In this study, adhesion and differentiation of hMSCs on Ti surfaces with micron, nano, and micro/nano hybrid grid topologies created using femtosecond laser irradiation was evaluated. The results showed that cellular adhesion and differentiation strongly depended on the scales of grid topography. Concerning cell adhesion, the micron-scale topography is beneficial for cell anchoring, while the nanometer-scale topography is beneficial for cell locomotion on the substrate. The micro/nano hybrid grid topography strongly promoted cell adhesion. Ti surfaces with designed grid topographies modulated multilineage differentiation, with osteogenic differentiation being strongly promoted by the nano grid topography. Our results provide a basis for the design of novel biomaterial-cell interfaces that specifically regulate cellular functions.

[Published in Journal of Biomedical Materials Research Part A, Vol. 106, No. 10 (2018), pp. 2735-2743]

Table 1 Surface roughness and chemical composition of specimens before and after femtosecond laser processing, and area and circularity of hMSCs cultured on Ti substrates

Fig. 1 Surface morphology of Ti specimens with or without femtosecond laser processing acquired by scanning electron microscopy. Fig. 2 X-ray photoelectron spectra of O 1s and Ti 2p regions of Ti specimens with or without femtosecond laser processing.

Fig. 3 Cellular adhesion of hMSCs attached to specimens with and without distinct topographies after 24 h of incubation. Distribution of adhesion plaques in cells attached to Ti surfaces was examined by assessing vinculin localization in cells visualized by immunofluorescent staining. Scale bar, 200 µm.

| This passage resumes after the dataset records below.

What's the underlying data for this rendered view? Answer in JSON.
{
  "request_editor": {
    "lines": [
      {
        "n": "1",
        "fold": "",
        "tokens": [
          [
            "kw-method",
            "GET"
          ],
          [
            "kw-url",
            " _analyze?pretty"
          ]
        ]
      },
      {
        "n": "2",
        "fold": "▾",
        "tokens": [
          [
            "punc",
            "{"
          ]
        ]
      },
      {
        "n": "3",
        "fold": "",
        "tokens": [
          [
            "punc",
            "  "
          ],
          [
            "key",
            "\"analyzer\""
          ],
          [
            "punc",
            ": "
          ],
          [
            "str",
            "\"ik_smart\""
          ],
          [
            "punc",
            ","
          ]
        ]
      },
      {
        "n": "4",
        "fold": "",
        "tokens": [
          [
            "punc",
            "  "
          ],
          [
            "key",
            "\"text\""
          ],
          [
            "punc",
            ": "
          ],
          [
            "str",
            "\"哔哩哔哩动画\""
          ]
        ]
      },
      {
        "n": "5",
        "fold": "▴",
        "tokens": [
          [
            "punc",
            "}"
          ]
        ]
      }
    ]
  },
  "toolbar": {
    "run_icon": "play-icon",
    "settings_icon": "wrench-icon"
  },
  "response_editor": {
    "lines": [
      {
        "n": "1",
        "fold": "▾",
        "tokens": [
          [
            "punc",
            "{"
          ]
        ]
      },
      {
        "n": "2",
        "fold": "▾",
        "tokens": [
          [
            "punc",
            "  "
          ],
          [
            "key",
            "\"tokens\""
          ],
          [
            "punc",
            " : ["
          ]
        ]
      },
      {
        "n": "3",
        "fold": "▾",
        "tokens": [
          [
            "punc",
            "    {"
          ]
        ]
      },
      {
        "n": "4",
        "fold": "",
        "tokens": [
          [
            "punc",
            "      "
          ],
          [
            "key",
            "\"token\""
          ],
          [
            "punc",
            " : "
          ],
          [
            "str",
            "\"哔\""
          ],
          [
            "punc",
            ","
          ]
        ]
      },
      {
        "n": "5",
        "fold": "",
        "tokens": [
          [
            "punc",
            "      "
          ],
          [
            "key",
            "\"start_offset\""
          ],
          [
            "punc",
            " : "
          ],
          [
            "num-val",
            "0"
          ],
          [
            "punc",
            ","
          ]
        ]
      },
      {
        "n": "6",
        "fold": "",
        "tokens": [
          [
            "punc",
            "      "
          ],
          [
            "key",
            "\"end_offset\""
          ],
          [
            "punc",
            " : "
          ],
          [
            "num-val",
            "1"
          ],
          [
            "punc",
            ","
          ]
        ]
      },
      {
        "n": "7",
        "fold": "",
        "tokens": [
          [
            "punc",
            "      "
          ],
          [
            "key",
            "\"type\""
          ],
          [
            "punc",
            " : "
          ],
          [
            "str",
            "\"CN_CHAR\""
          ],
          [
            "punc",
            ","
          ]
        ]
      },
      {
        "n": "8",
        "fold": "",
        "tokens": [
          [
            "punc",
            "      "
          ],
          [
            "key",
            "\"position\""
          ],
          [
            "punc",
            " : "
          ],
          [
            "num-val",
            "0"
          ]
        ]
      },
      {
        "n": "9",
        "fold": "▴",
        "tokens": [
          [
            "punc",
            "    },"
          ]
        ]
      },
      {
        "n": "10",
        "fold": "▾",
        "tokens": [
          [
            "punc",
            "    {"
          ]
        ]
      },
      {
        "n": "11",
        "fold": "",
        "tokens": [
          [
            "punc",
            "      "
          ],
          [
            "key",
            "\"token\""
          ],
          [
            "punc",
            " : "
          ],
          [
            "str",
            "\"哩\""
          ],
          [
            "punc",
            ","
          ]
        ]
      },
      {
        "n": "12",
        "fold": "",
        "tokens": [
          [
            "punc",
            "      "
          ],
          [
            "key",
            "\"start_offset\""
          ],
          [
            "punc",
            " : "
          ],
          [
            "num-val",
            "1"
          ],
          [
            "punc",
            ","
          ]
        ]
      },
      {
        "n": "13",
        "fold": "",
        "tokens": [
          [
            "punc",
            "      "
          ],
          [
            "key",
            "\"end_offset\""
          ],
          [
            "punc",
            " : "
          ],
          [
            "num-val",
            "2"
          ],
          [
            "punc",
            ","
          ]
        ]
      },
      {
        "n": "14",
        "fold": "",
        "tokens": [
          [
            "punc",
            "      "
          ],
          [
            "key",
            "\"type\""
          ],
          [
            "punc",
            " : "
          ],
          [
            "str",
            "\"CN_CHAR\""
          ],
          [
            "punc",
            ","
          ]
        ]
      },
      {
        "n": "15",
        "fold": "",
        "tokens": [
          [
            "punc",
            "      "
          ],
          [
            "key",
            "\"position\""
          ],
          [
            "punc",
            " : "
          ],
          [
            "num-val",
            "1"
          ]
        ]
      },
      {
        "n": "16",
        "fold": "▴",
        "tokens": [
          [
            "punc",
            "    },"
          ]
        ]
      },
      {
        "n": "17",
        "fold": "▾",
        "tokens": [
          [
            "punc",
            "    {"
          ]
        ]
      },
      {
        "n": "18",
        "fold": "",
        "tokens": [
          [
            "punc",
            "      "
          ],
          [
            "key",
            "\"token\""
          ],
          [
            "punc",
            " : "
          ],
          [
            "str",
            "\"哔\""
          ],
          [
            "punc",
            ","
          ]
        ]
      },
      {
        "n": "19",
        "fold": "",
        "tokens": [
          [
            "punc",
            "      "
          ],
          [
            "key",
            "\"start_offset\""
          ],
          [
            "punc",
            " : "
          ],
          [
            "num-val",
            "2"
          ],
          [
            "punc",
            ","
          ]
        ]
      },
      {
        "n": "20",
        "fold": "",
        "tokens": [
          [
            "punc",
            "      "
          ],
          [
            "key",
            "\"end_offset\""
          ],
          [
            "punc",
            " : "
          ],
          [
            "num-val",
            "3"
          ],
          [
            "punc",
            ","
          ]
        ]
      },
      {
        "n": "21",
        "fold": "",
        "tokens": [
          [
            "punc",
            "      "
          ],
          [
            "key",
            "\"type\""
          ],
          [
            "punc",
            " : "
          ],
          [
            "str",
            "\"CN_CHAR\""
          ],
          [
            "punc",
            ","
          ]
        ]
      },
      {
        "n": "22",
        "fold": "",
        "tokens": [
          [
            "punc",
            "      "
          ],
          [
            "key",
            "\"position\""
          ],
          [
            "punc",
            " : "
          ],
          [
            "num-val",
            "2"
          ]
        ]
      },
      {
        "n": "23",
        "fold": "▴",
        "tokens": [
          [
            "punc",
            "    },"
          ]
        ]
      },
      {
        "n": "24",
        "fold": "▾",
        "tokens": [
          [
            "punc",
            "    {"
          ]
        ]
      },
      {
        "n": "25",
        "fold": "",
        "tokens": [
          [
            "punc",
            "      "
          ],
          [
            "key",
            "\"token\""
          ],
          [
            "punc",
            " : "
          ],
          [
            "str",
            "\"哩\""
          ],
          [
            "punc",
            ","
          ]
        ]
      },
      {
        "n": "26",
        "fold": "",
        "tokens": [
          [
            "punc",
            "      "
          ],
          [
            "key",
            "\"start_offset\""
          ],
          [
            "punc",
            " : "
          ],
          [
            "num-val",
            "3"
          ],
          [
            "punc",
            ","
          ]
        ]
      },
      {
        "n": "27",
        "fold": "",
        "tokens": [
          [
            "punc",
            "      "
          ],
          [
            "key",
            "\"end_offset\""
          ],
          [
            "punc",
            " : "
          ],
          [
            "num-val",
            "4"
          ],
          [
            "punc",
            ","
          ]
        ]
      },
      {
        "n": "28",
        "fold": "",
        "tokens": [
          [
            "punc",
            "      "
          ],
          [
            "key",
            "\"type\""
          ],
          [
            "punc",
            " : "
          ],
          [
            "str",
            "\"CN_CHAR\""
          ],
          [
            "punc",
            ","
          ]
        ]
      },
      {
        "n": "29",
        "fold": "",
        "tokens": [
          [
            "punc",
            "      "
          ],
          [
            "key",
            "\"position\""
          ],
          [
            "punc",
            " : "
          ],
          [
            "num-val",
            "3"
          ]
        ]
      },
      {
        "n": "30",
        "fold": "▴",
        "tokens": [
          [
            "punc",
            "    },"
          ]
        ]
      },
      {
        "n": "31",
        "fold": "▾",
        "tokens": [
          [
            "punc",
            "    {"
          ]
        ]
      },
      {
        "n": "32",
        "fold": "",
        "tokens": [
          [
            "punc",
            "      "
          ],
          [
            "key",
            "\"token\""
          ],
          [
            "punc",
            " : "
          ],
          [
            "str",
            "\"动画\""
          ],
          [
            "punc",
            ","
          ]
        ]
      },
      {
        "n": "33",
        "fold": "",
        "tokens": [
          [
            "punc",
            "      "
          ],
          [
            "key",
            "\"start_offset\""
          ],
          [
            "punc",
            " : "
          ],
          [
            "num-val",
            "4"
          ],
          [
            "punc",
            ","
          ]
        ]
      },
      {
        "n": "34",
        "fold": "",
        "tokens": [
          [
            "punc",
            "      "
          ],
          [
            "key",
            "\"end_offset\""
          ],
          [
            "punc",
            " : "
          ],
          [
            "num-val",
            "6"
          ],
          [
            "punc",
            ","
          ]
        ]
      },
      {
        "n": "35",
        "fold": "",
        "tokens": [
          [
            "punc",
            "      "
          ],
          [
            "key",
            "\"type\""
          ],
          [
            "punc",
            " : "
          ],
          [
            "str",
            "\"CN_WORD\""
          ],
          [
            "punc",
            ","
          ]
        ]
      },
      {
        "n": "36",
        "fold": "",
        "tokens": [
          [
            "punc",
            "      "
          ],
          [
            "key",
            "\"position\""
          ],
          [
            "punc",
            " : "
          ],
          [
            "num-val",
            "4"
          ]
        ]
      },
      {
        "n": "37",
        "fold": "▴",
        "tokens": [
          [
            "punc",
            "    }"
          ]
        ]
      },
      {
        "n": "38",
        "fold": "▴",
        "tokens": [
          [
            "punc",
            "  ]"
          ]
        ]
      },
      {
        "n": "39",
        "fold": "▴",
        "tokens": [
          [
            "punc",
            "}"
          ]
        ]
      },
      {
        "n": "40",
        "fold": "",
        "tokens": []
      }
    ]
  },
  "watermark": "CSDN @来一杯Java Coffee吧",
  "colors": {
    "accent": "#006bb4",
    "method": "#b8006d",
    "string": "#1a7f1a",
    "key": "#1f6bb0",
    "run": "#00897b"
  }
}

Fig. 4 Evaluation of the effects of the grid topographies on cell multifunctional differentiation concerned intracellular gene expression after 3 days of induction of differentiation. Histograms of expression levels of selected target genes in hMSCs cultured on Ti surfaces 3 days after the induction of differentiation. Results were statistically analyzed. *P < 0.05.